The first two chapters (in slightly altered form) of The Dead Shall Rise (then titled Everlasting), won first place in the Tennessee Writers Alliance Novel Competition in 2001, awarded at the Southern Festival of Books. Melanie’s short fiction has appeared in Appalachian Heritage, Still: The Journal (www.stilljournal.net), Trajectory, and the Knoxville Writers’ Guild anthology, Outscape: Writings on Fences and Frontiers. Her short story, “Celestial Images,” was a Judge’s Selection (as judged by Holly Goddard Jones) in the 2013 Literary Contests at Still. Melanie has also published poetry in The Sow’s Ear and contributed to the Encyclopedia of Folklore and Literature, edited by Brown and Rosenberg.
Melanie holds a BA in English from the University of North Carolina at Chapel Hill and an MA in English from Indiana University at Bloomington. An avid reader and music lover, she currently lives in Maryville, Tennessee, in the foothills of the Smoky Mountains.

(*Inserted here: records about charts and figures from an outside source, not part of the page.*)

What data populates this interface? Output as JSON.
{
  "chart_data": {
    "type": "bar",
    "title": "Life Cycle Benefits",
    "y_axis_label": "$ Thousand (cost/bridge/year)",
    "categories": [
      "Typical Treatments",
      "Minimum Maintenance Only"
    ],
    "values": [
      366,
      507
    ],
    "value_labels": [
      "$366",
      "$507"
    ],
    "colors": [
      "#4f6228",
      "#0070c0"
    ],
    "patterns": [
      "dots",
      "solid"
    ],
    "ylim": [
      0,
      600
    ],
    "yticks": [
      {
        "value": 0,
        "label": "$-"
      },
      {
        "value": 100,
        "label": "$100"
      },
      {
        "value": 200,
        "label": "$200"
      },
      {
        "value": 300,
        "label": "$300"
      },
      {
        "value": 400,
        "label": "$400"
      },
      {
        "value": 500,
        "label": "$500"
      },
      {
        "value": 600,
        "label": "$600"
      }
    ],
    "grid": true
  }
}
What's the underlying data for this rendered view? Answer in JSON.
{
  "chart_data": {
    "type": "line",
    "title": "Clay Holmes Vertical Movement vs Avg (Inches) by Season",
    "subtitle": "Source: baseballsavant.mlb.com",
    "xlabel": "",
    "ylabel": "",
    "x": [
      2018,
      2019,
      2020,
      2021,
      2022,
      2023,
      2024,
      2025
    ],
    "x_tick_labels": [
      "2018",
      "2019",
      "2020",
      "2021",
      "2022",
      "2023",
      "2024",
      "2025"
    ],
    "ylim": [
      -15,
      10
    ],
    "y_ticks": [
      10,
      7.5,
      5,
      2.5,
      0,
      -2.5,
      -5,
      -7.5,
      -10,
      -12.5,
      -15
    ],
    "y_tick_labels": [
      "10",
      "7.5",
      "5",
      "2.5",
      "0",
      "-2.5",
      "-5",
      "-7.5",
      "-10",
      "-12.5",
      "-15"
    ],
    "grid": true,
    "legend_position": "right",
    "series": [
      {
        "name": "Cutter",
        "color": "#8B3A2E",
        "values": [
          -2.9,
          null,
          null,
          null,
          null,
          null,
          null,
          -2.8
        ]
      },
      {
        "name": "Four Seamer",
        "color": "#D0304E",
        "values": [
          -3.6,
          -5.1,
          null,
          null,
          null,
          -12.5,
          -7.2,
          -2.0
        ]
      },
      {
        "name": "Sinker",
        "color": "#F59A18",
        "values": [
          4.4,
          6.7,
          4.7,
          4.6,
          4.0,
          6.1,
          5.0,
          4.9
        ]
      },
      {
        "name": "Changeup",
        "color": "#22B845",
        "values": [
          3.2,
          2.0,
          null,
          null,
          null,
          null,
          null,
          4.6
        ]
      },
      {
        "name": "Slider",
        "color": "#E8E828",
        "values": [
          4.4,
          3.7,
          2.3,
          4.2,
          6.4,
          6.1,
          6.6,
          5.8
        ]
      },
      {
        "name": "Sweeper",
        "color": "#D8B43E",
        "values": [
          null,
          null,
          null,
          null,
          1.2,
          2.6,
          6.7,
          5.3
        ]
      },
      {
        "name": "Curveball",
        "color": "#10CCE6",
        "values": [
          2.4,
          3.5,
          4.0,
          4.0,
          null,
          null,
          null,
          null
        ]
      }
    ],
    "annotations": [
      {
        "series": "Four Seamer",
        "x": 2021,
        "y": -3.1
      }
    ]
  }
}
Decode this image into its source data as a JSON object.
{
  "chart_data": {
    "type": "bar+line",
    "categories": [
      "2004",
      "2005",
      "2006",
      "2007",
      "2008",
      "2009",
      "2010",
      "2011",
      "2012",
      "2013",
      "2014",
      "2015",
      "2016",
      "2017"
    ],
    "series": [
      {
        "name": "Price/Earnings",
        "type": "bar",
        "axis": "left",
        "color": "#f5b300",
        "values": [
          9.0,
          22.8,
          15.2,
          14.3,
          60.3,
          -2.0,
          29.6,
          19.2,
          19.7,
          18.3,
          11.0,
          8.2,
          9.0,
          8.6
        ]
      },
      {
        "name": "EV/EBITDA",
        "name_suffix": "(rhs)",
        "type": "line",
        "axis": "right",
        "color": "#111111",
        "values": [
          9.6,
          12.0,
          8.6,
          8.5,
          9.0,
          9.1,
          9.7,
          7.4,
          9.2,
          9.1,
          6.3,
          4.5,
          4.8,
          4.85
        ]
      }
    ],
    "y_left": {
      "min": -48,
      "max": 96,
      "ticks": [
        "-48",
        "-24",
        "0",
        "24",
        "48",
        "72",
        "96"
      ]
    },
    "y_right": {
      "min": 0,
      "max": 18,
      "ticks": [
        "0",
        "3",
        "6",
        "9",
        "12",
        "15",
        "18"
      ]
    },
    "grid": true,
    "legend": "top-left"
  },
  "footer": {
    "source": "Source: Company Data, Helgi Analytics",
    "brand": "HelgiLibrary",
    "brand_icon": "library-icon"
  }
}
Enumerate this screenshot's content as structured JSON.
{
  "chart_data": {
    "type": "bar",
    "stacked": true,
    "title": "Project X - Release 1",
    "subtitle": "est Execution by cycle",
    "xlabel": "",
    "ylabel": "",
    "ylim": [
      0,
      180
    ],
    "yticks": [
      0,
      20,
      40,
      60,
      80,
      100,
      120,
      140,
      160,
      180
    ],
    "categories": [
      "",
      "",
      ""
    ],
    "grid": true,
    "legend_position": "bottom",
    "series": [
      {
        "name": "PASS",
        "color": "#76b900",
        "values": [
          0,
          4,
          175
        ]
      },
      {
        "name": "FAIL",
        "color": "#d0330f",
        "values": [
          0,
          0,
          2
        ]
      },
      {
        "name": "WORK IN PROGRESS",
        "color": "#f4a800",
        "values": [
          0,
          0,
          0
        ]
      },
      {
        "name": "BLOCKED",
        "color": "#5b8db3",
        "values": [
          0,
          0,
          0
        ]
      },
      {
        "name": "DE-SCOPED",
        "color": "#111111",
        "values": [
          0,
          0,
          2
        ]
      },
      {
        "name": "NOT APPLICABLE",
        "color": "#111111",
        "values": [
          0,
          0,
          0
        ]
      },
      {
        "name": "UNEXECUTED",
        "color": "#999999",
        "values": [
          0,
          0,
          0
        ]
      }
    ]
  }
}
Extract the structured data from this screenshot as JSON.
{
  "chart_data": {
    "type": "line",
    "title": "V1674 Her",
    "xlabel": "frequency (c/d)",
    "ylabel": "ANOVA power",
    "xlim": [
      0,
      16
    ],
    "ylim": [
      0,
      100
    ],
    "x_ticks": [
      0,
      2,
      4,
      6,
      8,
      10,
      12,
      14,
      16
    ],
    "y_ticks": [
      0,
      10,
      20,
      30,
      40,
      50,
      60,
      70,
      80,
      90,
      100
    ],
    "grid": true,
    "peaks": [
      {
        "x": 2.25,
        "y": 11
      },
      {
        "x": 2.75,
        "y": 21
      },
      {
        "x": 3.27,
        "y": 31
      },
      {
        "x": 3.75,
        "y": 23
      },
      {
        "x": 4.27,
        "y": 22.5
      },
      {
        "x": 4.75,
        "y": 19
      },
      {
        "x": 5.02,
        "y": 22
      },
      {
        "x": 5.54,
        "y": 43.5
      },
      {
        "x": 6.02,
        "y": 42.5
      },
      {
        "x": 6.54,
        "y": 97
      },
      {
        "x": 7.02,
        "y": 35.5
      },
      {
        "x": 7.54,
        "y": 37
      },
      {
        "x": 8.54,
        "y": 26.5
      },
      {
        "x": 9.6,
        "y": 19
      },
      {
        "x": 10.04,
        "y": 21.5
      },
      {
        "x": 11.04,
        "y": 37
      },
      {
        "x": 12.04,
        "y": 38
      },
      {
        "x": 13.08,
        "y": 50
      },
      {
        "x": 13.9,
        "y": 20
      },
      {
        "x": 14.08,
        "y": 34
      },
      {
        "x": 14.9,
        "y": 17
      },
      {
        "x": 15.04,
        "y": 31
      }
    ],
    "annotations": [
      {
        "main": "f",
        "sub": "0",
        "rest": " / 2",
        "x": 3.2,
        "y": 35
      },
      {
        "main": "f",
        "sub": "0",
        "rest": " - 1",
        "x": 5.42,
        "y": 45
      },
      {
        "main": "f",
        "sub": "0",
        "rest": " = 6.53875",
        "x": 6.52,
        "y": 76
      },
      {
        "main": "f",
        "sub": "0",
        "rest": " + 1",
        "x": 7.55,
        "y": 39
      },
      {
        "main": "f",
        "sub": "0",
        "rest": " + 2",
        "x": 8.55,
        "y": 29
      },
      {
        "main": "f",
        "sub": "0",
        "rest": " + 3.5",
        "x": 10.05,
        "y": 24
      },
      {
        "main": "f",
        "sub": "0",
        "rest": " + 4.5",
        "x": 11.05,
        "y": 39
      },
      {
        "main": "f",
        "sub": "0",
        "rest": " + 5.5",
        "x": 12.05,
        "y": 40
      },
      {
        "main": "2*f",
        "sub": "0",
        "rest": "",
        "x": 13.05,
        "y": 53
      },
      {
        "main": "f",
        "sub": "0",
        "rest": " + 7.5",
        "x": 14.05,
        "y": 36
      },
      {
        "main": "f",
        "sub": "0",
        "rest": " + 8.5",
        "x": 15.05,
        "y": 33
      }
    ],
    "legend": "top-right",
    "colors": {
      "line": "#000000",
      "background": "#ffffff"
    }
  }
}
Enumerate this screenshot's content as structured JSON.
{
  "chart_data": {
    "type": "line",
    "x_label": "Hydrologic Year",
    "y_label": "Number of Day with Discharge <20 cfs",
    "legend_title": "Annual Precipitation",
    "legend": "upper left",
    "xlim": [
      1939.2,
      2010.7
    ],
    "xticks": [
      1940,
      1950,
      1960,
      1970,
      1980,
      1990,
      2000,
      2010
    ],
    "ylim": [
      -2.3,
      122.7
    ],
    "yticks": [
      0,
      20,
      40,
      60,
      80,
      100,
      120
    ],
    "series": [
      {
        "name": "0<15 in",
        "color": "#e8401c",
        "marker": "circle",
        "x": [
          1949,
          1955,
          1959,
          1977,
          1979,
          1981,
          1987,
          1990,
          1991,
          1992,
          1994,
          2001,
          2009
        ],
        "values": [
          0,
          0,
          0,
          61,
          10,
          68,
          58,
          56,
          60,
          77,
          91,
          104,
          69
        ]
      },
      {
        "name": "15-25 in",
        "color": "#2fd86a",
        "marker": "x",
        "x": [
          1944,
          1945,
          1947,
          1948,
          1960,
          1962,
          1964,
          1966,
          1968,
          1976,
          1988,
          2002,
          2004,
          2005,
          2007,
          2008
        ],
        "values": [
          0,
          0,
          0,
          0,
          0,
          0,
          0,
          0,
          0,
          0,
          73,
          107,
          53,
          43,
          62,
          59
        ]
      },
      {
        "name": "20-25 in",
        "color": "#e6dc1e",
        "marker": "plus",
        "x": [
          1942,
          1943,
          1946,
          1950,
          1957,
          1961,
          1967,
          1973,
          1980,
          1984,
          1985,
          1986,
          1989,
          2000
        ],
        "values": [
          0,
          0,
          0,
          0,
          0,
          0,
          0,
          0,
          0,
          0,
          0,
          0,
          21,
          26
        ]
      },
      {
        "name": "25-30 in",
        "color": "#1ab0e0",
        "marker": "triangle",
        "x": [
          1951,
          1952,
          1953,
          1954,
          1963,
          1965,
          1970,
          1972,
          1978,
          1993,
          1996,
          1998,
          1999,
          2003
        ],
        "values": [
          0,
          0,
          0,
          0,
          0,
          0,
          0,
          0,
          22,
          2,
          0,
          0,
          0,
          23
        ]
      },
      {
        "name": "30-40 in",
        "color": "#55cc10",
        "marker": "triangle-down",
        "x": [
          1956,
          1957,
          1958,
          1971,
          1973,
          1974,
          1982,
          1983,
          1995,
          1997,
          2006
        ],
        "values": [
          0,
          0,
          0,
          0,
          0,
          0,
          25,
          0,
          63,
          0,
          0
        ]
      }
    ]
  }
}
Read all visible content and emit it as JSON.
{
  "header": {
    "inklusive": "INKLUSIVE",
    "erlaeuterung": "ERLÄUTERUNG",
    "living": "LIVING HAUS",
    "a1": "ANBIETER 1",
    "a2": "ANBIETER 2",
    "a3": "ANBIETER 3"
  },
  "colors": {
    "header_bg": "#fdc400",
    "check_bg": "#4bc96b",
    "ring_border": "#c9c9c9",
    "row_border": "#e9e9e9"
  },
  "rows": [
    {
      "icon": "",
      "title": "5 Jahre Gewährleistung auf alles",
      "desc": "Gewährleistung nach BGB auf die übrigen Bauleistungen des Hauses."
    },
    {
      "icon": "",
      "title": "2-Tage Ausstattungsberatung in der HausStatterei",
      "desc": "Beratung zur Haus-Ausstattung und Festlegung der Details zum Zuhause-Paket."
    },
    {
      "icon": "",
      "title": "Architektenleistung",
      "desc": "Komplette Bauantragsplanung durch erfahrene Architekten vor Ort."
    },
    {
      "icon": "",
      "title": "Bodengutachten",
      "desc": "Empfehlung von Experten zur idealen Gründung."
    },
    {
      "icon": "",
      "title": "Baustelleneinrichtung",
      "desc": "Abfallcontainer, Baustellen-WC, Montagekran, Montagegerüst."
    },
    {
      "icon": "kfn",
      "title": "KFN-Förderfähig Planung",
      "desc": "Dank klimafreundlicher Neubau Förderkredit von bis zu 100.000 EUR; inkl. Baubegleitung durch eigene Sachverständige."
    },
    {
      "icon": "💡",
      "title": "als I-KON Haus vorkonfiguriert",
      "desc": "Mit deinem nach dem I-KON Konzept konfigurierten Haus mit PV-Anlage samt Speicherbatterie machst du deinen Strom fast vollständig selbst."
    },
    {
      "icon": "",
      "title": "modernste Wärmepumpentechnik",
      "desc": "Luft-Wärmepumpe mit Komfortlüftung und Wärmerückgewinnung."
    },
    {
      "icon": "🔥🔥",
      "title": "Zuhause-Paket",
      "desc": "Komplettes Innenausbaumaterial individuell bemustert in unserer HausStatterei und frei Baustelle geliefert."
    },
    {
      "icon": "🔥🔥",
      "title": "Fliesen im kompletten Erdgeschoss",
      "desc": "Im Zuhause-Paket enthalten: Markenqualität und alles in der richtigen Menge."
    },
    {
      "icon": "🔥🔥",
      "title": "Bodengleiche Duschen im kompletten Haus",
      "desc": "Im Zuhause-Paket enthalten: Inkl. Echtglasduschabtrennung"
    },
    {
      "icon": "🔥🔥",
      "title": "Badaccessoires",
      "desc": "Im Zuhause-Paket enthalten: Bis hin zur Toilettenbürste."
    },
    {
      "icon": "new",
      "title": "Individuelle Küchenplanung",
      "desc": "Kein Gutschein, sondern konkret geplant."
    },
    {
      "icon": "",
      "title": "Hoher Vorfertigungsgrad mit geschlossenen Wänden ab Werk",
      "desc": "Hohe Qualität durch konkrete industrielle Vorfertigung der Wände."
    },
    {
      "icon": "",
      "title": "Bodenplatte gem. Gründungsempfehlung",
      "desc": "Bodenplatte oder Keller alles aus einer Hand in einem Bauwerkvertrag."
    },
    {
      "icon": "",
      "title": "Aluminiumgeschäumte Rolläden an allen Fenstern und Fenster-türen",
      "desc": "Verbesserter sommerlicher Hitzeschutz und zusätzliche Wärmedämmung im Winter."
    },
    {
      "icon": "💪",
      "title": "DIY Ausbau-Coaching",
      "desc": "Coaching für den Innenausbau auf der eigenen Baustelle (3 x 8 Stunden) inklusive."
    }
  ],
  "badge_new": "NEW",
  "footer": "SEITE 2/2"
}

Melanie K. Hutsell’s debut novel, The Dead Shall Rise, uses magical realism and the earthy authenticity of Appalachia to create its modern folktale world, both beautiful and baleful. It is set in the mountain village of Beulah Creek, whose ordinary inhabitants are unsettled by the arrival of a stranger seeking shelter from a mysterious past. The woman, who calls herself Malathy Joan, moves into the haunted Greenberry place. Though she attracts friends and admirers as she tries to heal the atmosphere of deceit and disaster in the abandoned house, the spirits of its dead cannot rest and tragedy once more threatens to change Beulah Creek forever.